Think about (a) what is the identity? What is the inverse of 0?

HallsofIvy

MHF Helper
Hi, I am really sorry to bother you.
But, could you help me?

For each of the following binary operations,
- is the operation associative?
"Associative" means a*(b*c)= (a*b)*c
Assuming "*" in (a) means "multiplication", yes, it is associative.

In (b) 4- (3- 2)= 4- 1= 3 is NOT the same as (4- 3)- 2= 1- 2= -1. No, it is not associative.

With (c), (a@b)@c= (a+ b+ 1)@ c= (a+ b+ 1)+ c+ 2 and a@(b@c)= a@(b+ c+ 1)= a+ (b+ c+ 1)+ 1= a+b+ c+ 2.n Yes, it is associative.

With (d) $$\displaystyle A\cup B$$ is the set of all numbers that are in either set A or set B or both so $$\displaystyle (A\cup B)\cup C$$ is the set of all natural numbers that are in A or B or C- that is, any natural number that is any one of A, B, or C. $$\displaystyle B\cup C$$ is the set of all natural numbers that are in set B or in set C or in both so $$\displaystyle A\cup (B \cup C)$$ is the set of all natural numbers that are in A or B or C- that is, any natural number that is in any one of A, B, or C. Those are the same so, yes, it is associative.

- is there an identity element?
An identity element is a member of the set, e, such that a*e= e*a= a.
For (a) 1 is the identity element.

For (b) a- 0= a but 0- a= -a. No, there is no identity.

For (c) we must have x+ e+ 1= x and e+x+ 1= x. Those both reduce to e+1= 0 or e=-1. -1 is the identity.

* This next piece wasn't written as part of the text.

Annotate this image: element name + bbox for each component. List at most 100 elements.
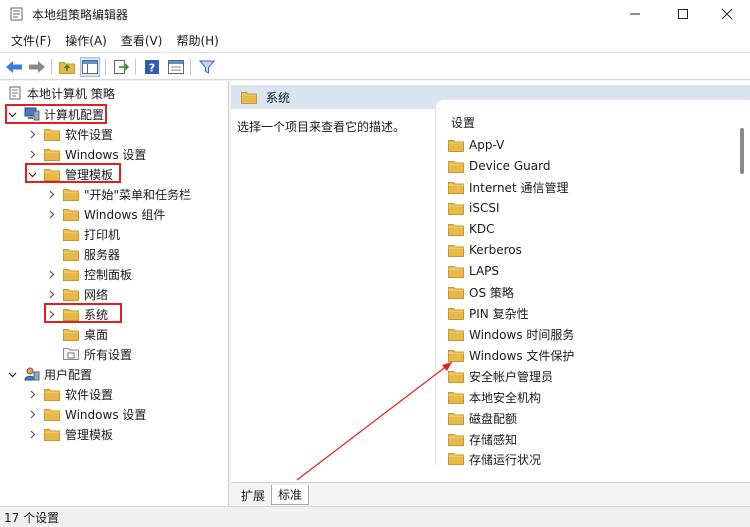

For (d) $$\displaystyle A\cup \Phi= \Phi\cup A= A$$. The empty set, $$\displaystyle \Phi$$, is the identity.

- if there is an identity element then which elements have inverses?
You are misinterpreting the question. It does not ask IF these "have inverses", it is asking which elements in each have inverses.
If "e" is the identity with operation "*" then x is an inverse of y if and only if xy= yx= e.

In (a), 1 is the identity so "b" is the inverse of "a" if and only if ab= 1. The inverse of 1 is 1 and the inverse of -1 is -1. No other integers have inverses.

In (b) there is NO identity.

In (c) we had -1 as the identity so y is inverse to x if and only if x+y+ 1= -1 and y+ x+ 1= -1. Both of those equations result in y= -x- 2. Every integer has an inverse.

In (d) the empty set was the identity. But taking the union of a set with another cannot make it smaller. Only the empty set has an "inverse" and it is the empty set.

- is the set together with the operation a group?
However, I have no idea about the last question...
Since this is the whole point of this problem, that is really unfortunate! Did it not occur to you to look up the definition of "group"?

A set together with a binary operation is a "group" if and only if
(i) The operation is associative..
(ii) There is an identity.
(iii) Every element has an inverse.

Look back through the previous questions to find the answer.

Last edited:
1 person

yanirose

I deeply appreciate it!
May I ask if (d) is intersection, rather than union?